Benjamin Moignard : C’est une expérience subjective de la vie et du travail au sein de l’école vécue par chacun des acteurs en son sein. On a souvent tendance à la réduire à la relation avec les élèves alors qu’elle inclut toutes les autres relations au sein de l’établissement -entre professeurs, avec la direction, les parents- et le sentiment de sécurité ressenti par chacun dans ce cadre.
Où en est l’école de son climat aujourd’hui ?
B.M. : Elle va plutôt bien! C’est ce que montrent en tout cas les enquêtes sur le climat scolaire depuis la fin des années 90 : que ce soit pour les élèves ou pour les enseignants, l’idée largement répandue selon laquelle il y aurait une très forte détérioration générale du climat scolaire est fausse. En revanche, cette relative stabilité masque un creusement des inégalités aux deux bouts de la chaîne : le climat se dégrade dans les établissements qui n’allaient déjà pas très bien et s’améliore dans les établissements les plus favorisés.
Quels sont les facteurs à l’origine de sa dégradation?
B.M. : Cela tient d’abord au manque de stabilité et de gestion des équipes éducatives au sein des établissements les plus en difficulté, une condition indispensable pour améliorer la qualité du climat scolaire. Le système de nomination en France alimente cet effet avec une culture de la hiérarchisation des légitimités professionnelles qui veut que plus l’établissement scolaire dans lequel on exerce est favorisé, plus on a de reconnaissance dans l’exercice de son métier d’enseignant ou de chef d’établissement. A cela s’ajoute une gestion des punitions et des sanctions de moins en moins maîtrisée et des registres relationnels très durs avec le recours quasi routinier aux exclusions temporaires. En Seine-St-Denis, Seine-et-Marne et Val-de-Marne, on a ainsi chaque jour l’équivalent d’un collège d’élèves exclus temporairement à la rue !
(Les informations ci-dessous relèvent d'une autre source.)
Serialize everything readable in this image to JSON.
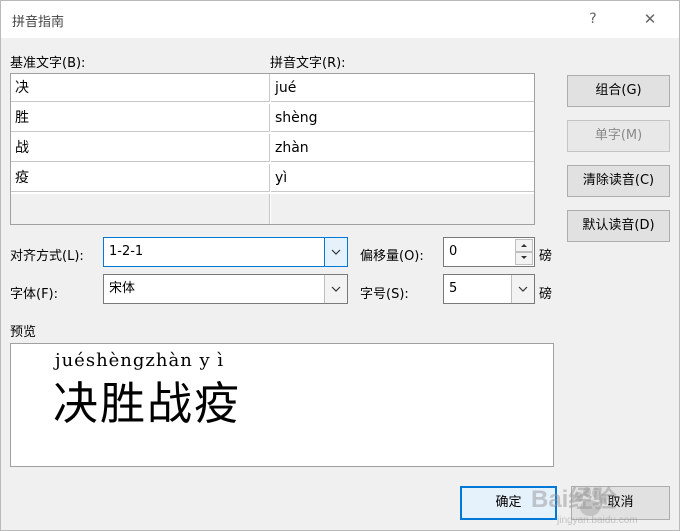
{
  "window": {
    "title": "拼音指南",
    "help_label": "?",
    "close_label": "✕"
  },
  "labels": {
    "base_text": "基准文字(B):",
    "pinyin_text": "拼音文字(R):",
    "alignment": "对齐方式(L):",
    "offset": "偏移量(O):",
    "font": "字体(F):",
    "size": "字号(S):",
    "offset_unit": "磅",
    "size_unit": "磅",
    "preview": "预览"
  },
  "rows": [
    {
      "base": "决",
      "pinyin": "jué"
    },
    {
      "base": "胜",
      "pinyin": "shèng"
    },
    {
      "base": "战",
      "pinyin": "zhàn"
    },
    {
      "base": "疫",
      "pinyin": "yì"
    },
    {
      "base": "",
      "pinyin": ""
    }
  ],
  "buttons": {
    "group": "组合(G)",
    "single": "单字(M)",
    "clear": "清除读音(C)",
    "default": "默认读音(D)",
    "ok": "确定",
    "cancel": "取消"
  },
  "fields": {
    "alignment": "1-2-1",
    "offset": "0",
    "font": "宋体",
    "size": "5"
  },
  "preview": {
    "pinyin": "juéshèngzhàn y ì",
    "base": "决胜战疫"
  },
  "watermark": {
    "text": "Bai经验",
    "domain": "jingyan.baidu.com"
  },
  "colors": {
    "accent": "#0078d7",
    "dialog_bg": "#f0f0f0",
    "button_bg": "#e1e1e1"
  }
}
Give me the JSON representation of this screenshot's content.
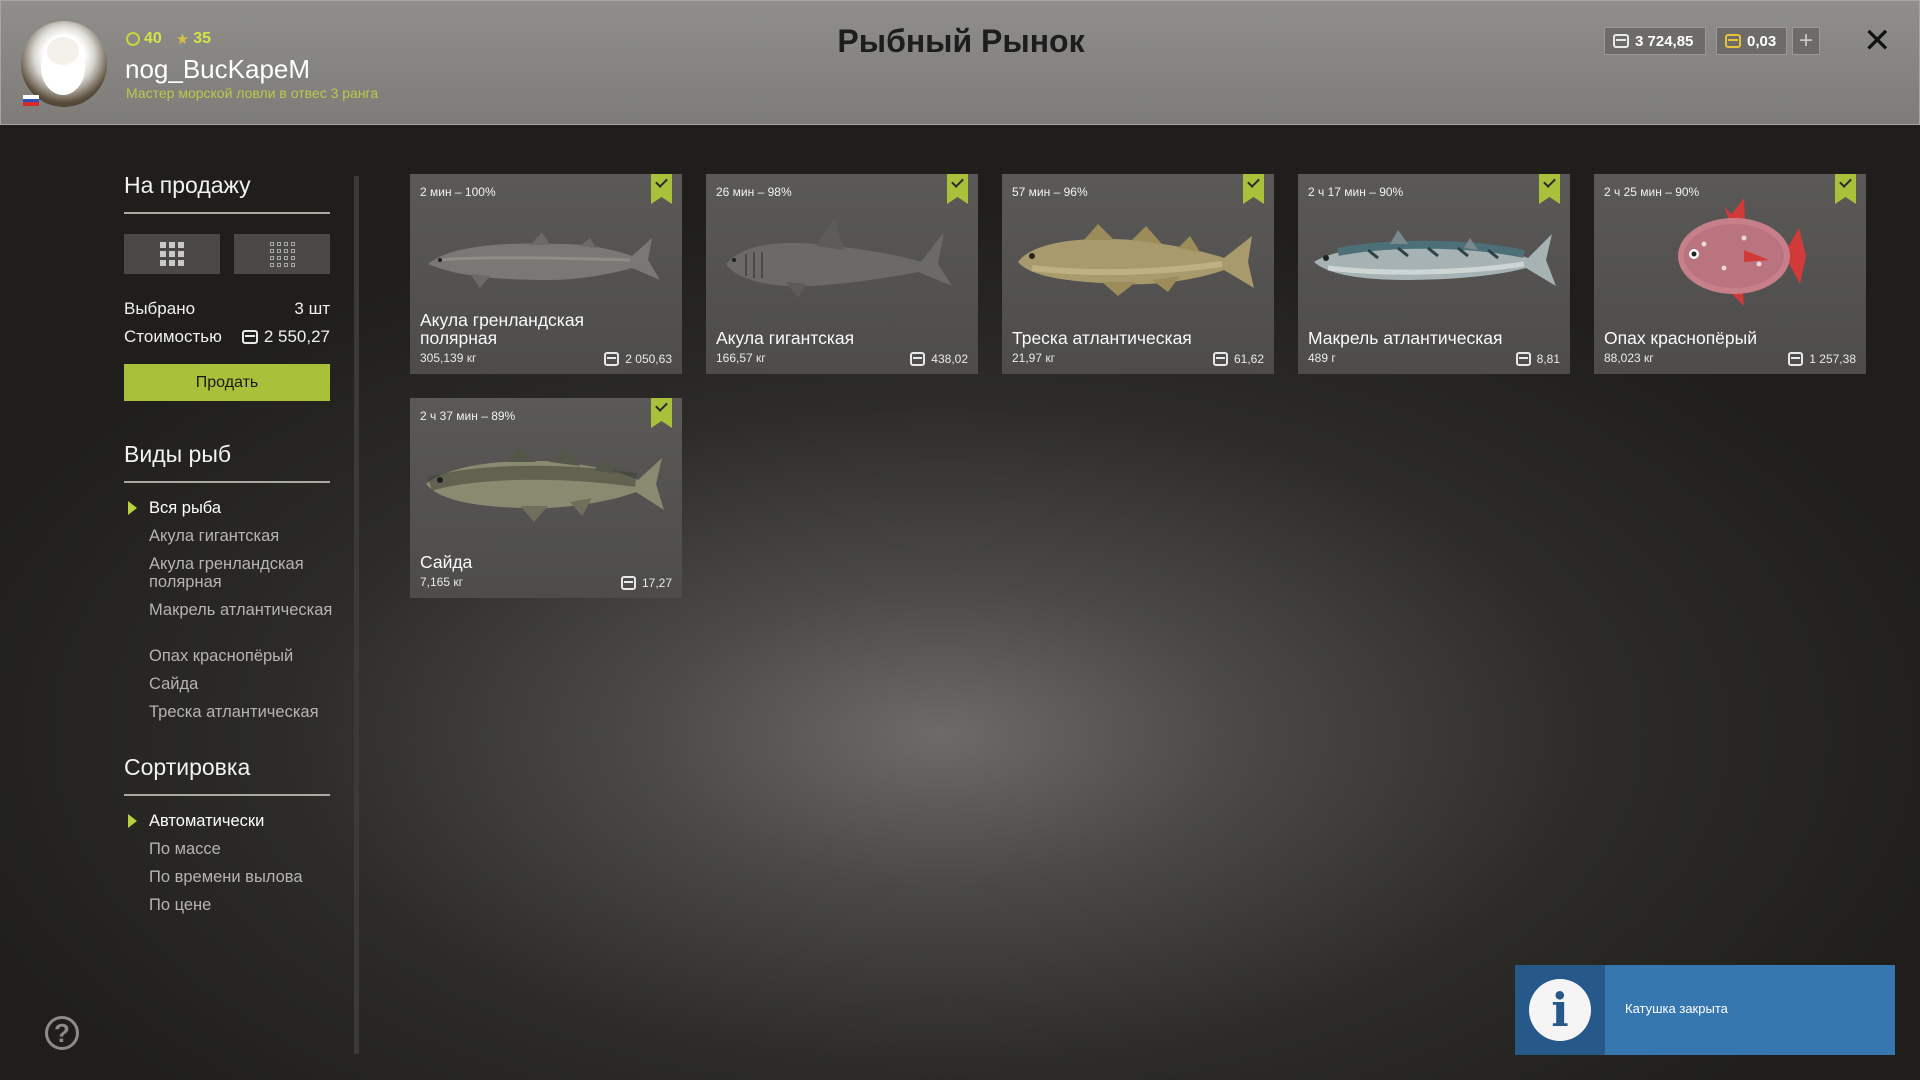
{
  "header": {
    "title": "Рыбный Рынок",
    "level": "40",
    "stars": "35",
    "username": "nog_BucKapeM",
    "rank": "Мастер морской ловли в отвес 3 ранга",
    "silver": "3 724,85",
    "gold": "0,03",
    "add_label": "+",
    "close_label": "✕"
  },
  "sale": {
    "title": "На продажу",
    "selected_label": "Выбрано",
    "selected_value": "3 шт",
    "cost_label": "Стоимостью",
    "cost_value": "2 550,27",
    "sell_label": "Продать"
  },
  "species": {
    "title": "Виды рыб",
    "items": [
      "Вся рыба",
      "Акула гигантская",
      "Акула гренландская полярная",
      "Макрель атлантическая",
      "Опах краснопёрый",
      "Сайда",
      "Треска атлантическая"
    ]
  },
  "sort": {
    "title": "Сортировка",
    "items": [
      "Автоматически",
      "По массе",
      "По времени вылова",
      "По цене"
    ]
  },
  "cards": [
    {
      "time": "2 мин – 100%",
      "name": "Акула гренландская полярная",
      "weight": "305,139 кг",
      "price": "2 050,63",
      "icon": "greenland-shark"
    },
    {
      "time": "26 мин – 98%",
      "name": "Акула гигантская",
      "weight": "166,57 кг",
      "price": "438,02",
      "icon": "basking-shark"
    },
    {
      "time": "57 мин – 96%",
      "name": "Треска атлантическая",
      "weight": "21,97 кг",
      "price": "61,62",
      "icon": "atlantic-cod"
    },
    {
      "time": "2 ч 17 мин – 90%",
      "name": "Макрель атлантическая",
      "weight": "489 г",
      "price": "8,81",
      "icon": "atlantic-mackerel"
    },
    {
      "time": "2 ч 25 мин – 90%",
      "name": "Опах краснопёрый",
      "weight": "88,023 кг",
      "price": "1 257,38",
      "icon": "opah"
    },
    {
      "time": "2 ч 37 мин – 89%",
      "name": "Сайда",
      "weight": "7,165 кг",
      "price": "17,27",
      "icon": "pollock"
    }
  ],
  "notification": {
    "message": "Катушка закрыта",
    "icon": "info-icon"
  },
  "help_label": "?",
  "colors": {
    "accent": "#a9c03a",
    "notify": "#3677b0"
  }
}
Quels sont les leviers identifiés pour l’améliorer ?
B.M. : Un premier point d’appui essentiel pour créer l’espace d’une relation éducative plus pérenne et sereine tient dans la définition d’une culture d’établissement commune. C’est aussi un enjeu de révolution culturelle pour les enseignants français. Il y a urgence, si l’on veut contribuer à la réussite des élèves et répondre aux situations nombreuses de souffrance, de mal-être et de défiance des enseignants vis-à-vis de l’institution, à mettre en place un travail collectif sur la dimension pédagogique, sur le rapport à l’élève, sur la cohérence entre les disciplines.
Que suppose la mise en place de cette logique d’équipe en termes de gouvernance ?
B.M. : Il y a un enjeu à affirmer et à fixer une perspective collective qui soit intelligible pour tous et en particulier pour les enseignants. Les chefs d’établissement doivent absolument y travailler en tenant compte de la réalité de l’expérience enseignante. Ce ne sont pas les enseignants le problème, mais bel et bien une difficulté structurelle du système français à prendre en compte la difficulté scolaire et à accompagner les professionnels dans cette transformation professionnelle nécessaire pour y remédier ! Des pistes d’action existent déjà sur le terrain avec des équipes au travail sur les questions de sanctions et de punitions en essayant d’avoir des mesures plus sensées et cohérentes au plan éducatif ; d’autres mettent en œuvre des classes sans notes, avec des résultats...Il faut sortir des postures idéologiques !
Y-a-t-il en la matière des enjeux spécifiques aux établissements de l’Enseignement catholique ?
B.M. : L’Enseignement catholique peut à mes yeux capitaliser sur un point en s’inscrivant déjà assez largement dans une culture d’établissement forte, même si les mises en place sont sans doute variées et variables sur le terrain. Il y a là un enjeu et un levier à utiliser et renforcer. Nous manquons de données larges et fiables pour aller plus loin dans l’analyse aujourd’hui mais c’est en projet : notre observatoire pourrait travailler prochainement en lien avec le Sgec sur des enquêtes de climat scolaire afin d’appréhender précisément les modalités d’organisation sur ces questions au sein des établissements et de proposer des outils de pilotage concrets. Au cœur de cette question de l’amélioration du climat scolaire, l’enjeu fondamental c’est la réussite de tous les élèves, et pas seulement celle de quelques-uns.